Outside of airports, the company has a long history of providing clean electric transit options. Lightning eMotors has been providing specialized and sustainable fleet solutions since 2009. They have been deploying complete zero-emission-vehicle (ZEV) solutions for commercial fleets since 2018. During this time, they have deployed a wide range of vehicle classes and applications, including cargo and passenger vans, ambulances, transit and shuttle buses, school buses, specialty work trucks, and electric powertrains for school buses, transit buses, and motor coaches. Their collective commercial electric vehicle fleets have surpassed five million real-world miles.

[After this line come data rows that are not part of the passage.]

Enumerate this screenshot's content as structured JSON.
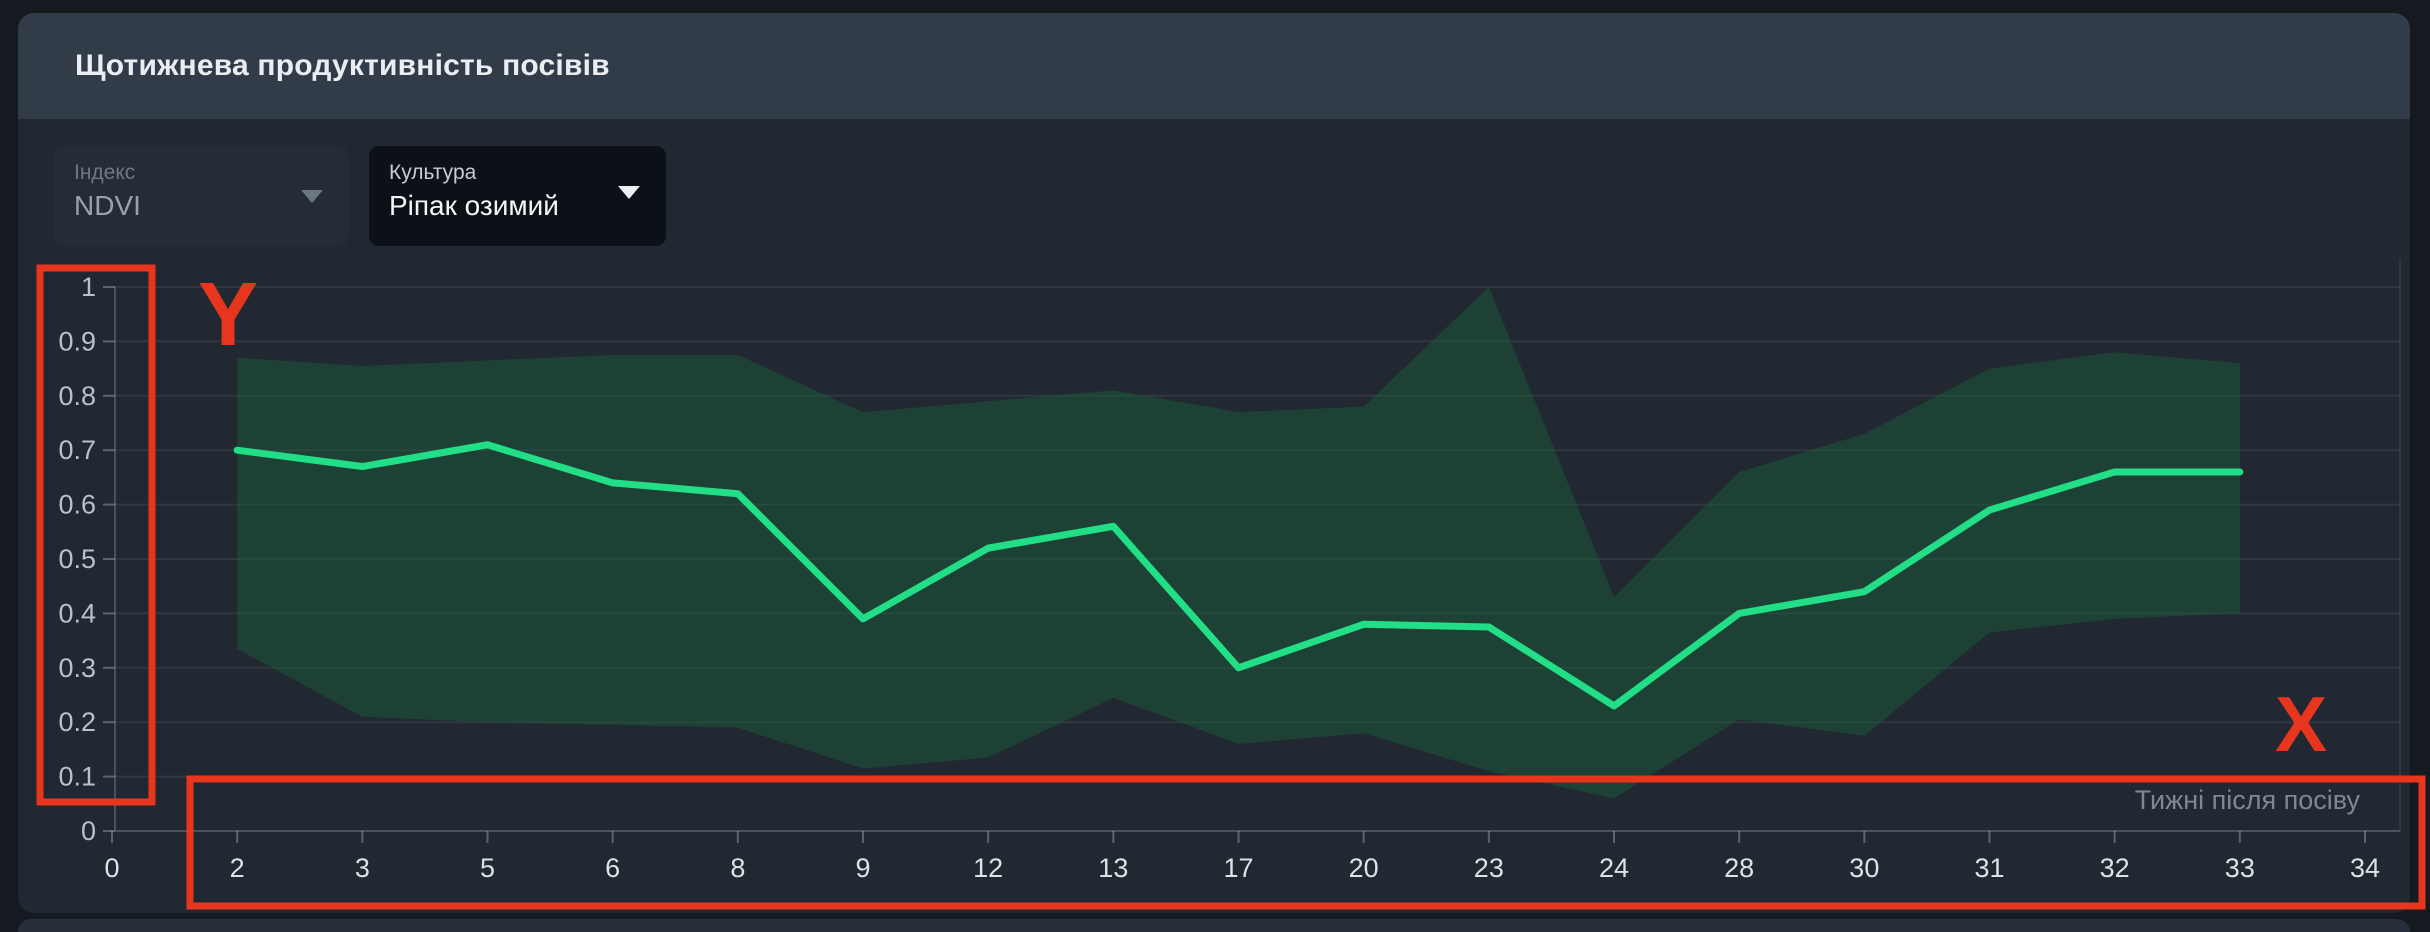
{
  "window": {
    "title": "Щотижнева продуктивність посівів"
  },
  "filters": {
    "index": {
      "label": "Індекс",
      "value": "NDVI",
      "state": "disabled"
    },
    "culture": {
      "label": "Культура",
      "value": "Ріпак озимий",
      "state": "enabled"
    }
  },
  "chart_data": {
    "type": "line",
    "title": "Щотижнева продуктивність посівів",
    "xlabel": "Тижні після посіву",
    "ylabel": "",
    "ylim": [
      0,
      1
    ],
    "yticks": [
      0,
      0.1,
      0.2,
      0.3,
      0.4,
      0.5,
      0.6,
      0.7,
      0.8,
      0.9,
      1
    ],
    "grid": true,
    "legend": "none",
    "categories": [
      0,
      2,
      3,
      5,
      6,
      8,
      9,
      12,
      13,
      17,
      20,
      23,
      24,
      28,
      30,
      31,
      32,
      33,
      34
    ],
    "series": [
      {
        "name": "NDVI",
        "type": "line",
        "color": "#21de87",
        "values": [
          null,
          0.7,
          0.67,
          0.71,
          0.64,
          0.62,
          0.39,
          0.52,
          0.56,
          0.3,
          0.38,
          0.375,
          0.23,
          0.4,
          0.44,
          0.59,
          0.66,
          0.66,
          null
        ]
      },
      {
        "name": "min-max-band",
        "type": "band",
        "color": "rgba(25,91,58,0.5)",
        "upper": [
          null,
          0.87,
          0.855,
          0.865,
          0.875,
          0.875,
          0.77,
          0.79,
          0.81,
          0.77,
          0.78,
          1.0,
          0.43,
          0.66,
          0.73,
          0.85,
          0.88,
          0.86,
          null
        ],
        "lower": [
          null,
          0.335,
          0.21,
          0.2,
          0.195,
          0.19,
          0.115,
          0.135,
          0.245,
          0.16,
          0.18,
          0.11,
          0.06,
          0.205,
          0.175,
          0.365,
          0.39,
          0.4,
          null
        ]
      }
    ]
  },
  "annotations": {
    "y_marker": "Y",
    "x_marker": "X",
    "color": "#e8351d"
  },
  "colors": {
    "page_bg": "#151a21",
    "card_bg": "#212831",
    "header_bg": "#323c48",
    "grid_line": "rgba(255,255,255,0.07)",
    "axis_line": "#4a525e",
    "tick_mark": "rgba(255,255,255,0.28)",
    "y_tick_label": "#b9c0ca",
    "x_tick_label": "#dde1e6",
    "axis_caption": "#7f8796",
    "line": "#21de87",
    "band": "rgba(25,91,58,0.5)"
  }
}
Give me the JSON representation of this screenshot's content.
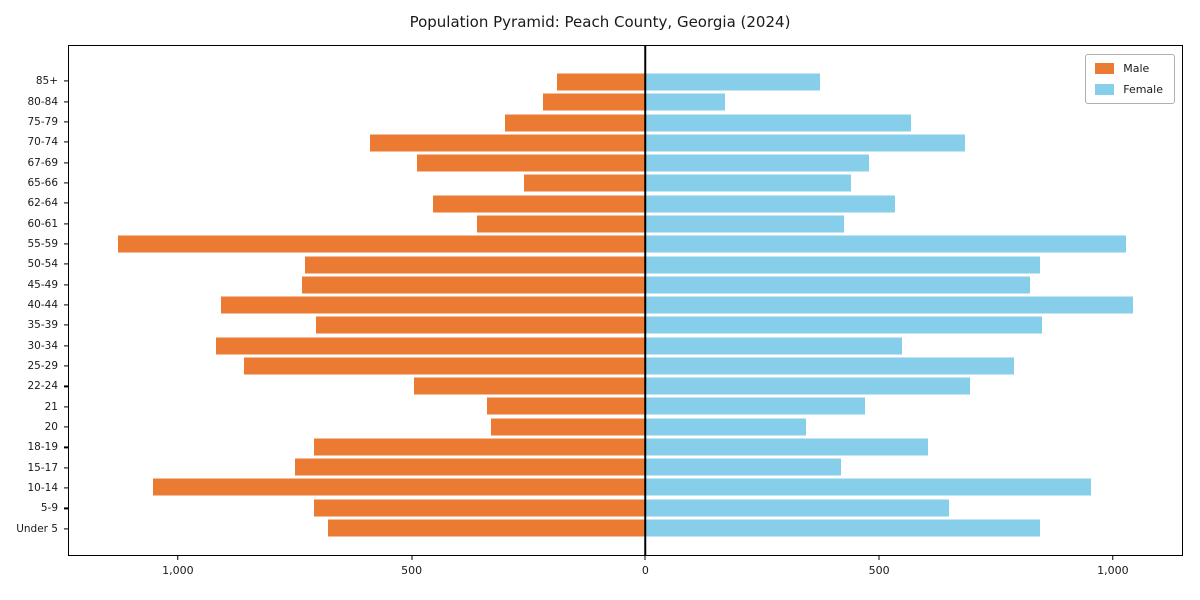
{
  "title": "Population Pyramid: Peach County, Georgia (2024)",
  "chart_data": {
    "type": "bar",
    "subtype": "population-pyramid",
    "title": "Population Pyramid: Peach County, Georgia (2024)",
    "grid": false,
    "legend_position": "upper right",
    "xlim": [
      -1235,
      1150
    ],
    "categories_top_to_bottom": [
      "85+",
      "80-84",
      "75-79",
      "70-74",
      "67-69",
      "65-66",
      "62-64",
      "60-61",
      "55-59",
      "50-54",
      "45-49",
      "40-44",
      "35-39",
      "30-34",
      "25-29",
      "22-24",
      "21",
      "20",
      "18-19",
      "15-17",
      "10-14",
      "5-9",
      "Under 5"
    ],
    "series": [
      {
        "name": "Male",
        "side": "left",
        "color": "#EB7A33",
        "values": [
          190,
          220,
          300,
          590,
          490,
          260,
          455,
          360,
          1130,
          730,
          735,
          910,
          705,
          920,
          860,
          495,
          340,
          330,
          710,
          750,
          1055,
          710,
          680
        ]
      },
      {
        "name": "Female",
        "side": "right",
        "color": "#87CEEB",
        "values": [
          375,
          170,
          570,
          685,
          480,
          440,
          535,
          425,
          1030,
          845,
          825,
          1045,
          850,
          550,
          790,
          695,
          470,
          345,
          605,
          420,
          955,
          650,
          845
        ]
      }
    ],
    "x_ticks": [
      {
        "value": -1000,
        "label": "1,000"
      },
      {
        "value": -500,
        "label": "500"
      },
      {
        "value": 0,
        "label": "0"
      },
      {
        "value": 500,
        "label": "500"
      },
      {
        "value": 1000,
        "label": "1,000"
      }
    ]
  }
}
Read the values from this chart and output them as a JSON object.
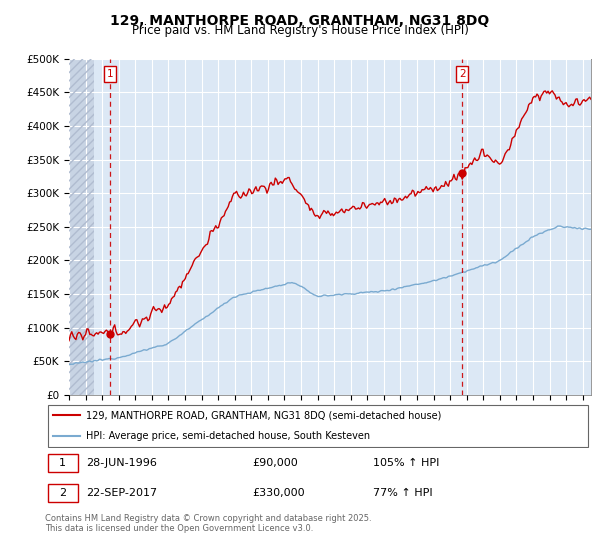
{
  "title": "129, MANTHORPE ROAD, GRANTHAM, NG31 8DQ",
  "subtitle": "Price paid vs. HM Land Registry's House Price Index (HPI)",
  "ylim": [
    0,
    500000
  ],
  "yticks": [
    0,
    50000,
    100000,
    150000,
    200000,
    250000,
    300000,
    350000,
    400000,
    450000,
    500000
  ],
  "ytick_labels": [
    "£0",
    "£50K",
    "£100K",
    "£150K",
    "£200K",
    "£250K",
    "£300K",
    "£350K",
    "£400K",
    "£450K",
    "£500K"
  ],
  "xlim_start": 1994.0,
  "xlim_end": 2025.5,
  "sale1_date": 1996.49,
  "sale1_price": 90000,
  "sale2_date": 2017.73,
  "sale2_price": 330000,
  "legend_line1": "129, MANTHORPE ROAD, GRANTHAM, NG31 8DQ (semi-detached house)",
  "legend_line2": "HPI: Average price, semi-detached house, South Kesteven",
  "footnote": "Contains HM Land Registry data © Crown copyright and database right 2025.\nThis data is licensed under the Open Government Licence v3.0.",
  "red_color": "#cc0000",
  "blue_color": "#7aaad0",
  "bg_color": "#dce8f5",
  "hatch_color": "#b0bcd0",
  "title_fontsize": 10,
  "subtitle_fontsize": 8.5,
  "tick_fontsize": 7.5
}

“The Lightning ZEV4 will allow us to deliver EV shuttles to those that use St. Louis Lambert International Airport sooner,” said Rhonda Hamm-Niebruegge, STL’s airport director and CEO. “St. Louis Lambert International is committed to sustainable, clean energy practices and we’re excited for passengers to begin experiencing that firsthand with our new shuttles.”
The five Lightning ZEV4 cutaway vehicles are constructed on Lightning’s second-generation, GM4500-based platform. Equipped with shuttle bodies, they are projected to cover 100 miles per shift. During charging breaks, one vehicle will operate continuously utilizing Lightning’s DC fast charger, while the others will be employed on a daily basis and charged overnight using Level 2 chargers. Lightning will also provide training to local service providers for the maintenance of the airport’s initial EV fleet.
“This process will allow us to move from thinking Green to being an airport that practices the Green concept,” said Hamm-Niebruegge.
“Airports provide an ideal use case for electric commercial vehicle fleets, particularly when you couple accessible FAA funding with the real-world operating benefits of EVs. This is an exciting expansion of our airport customer base and we’re confident it’s just the beginning of our work with airports across the country,” added Sethi.
Featured image provided by Lightning eMotors.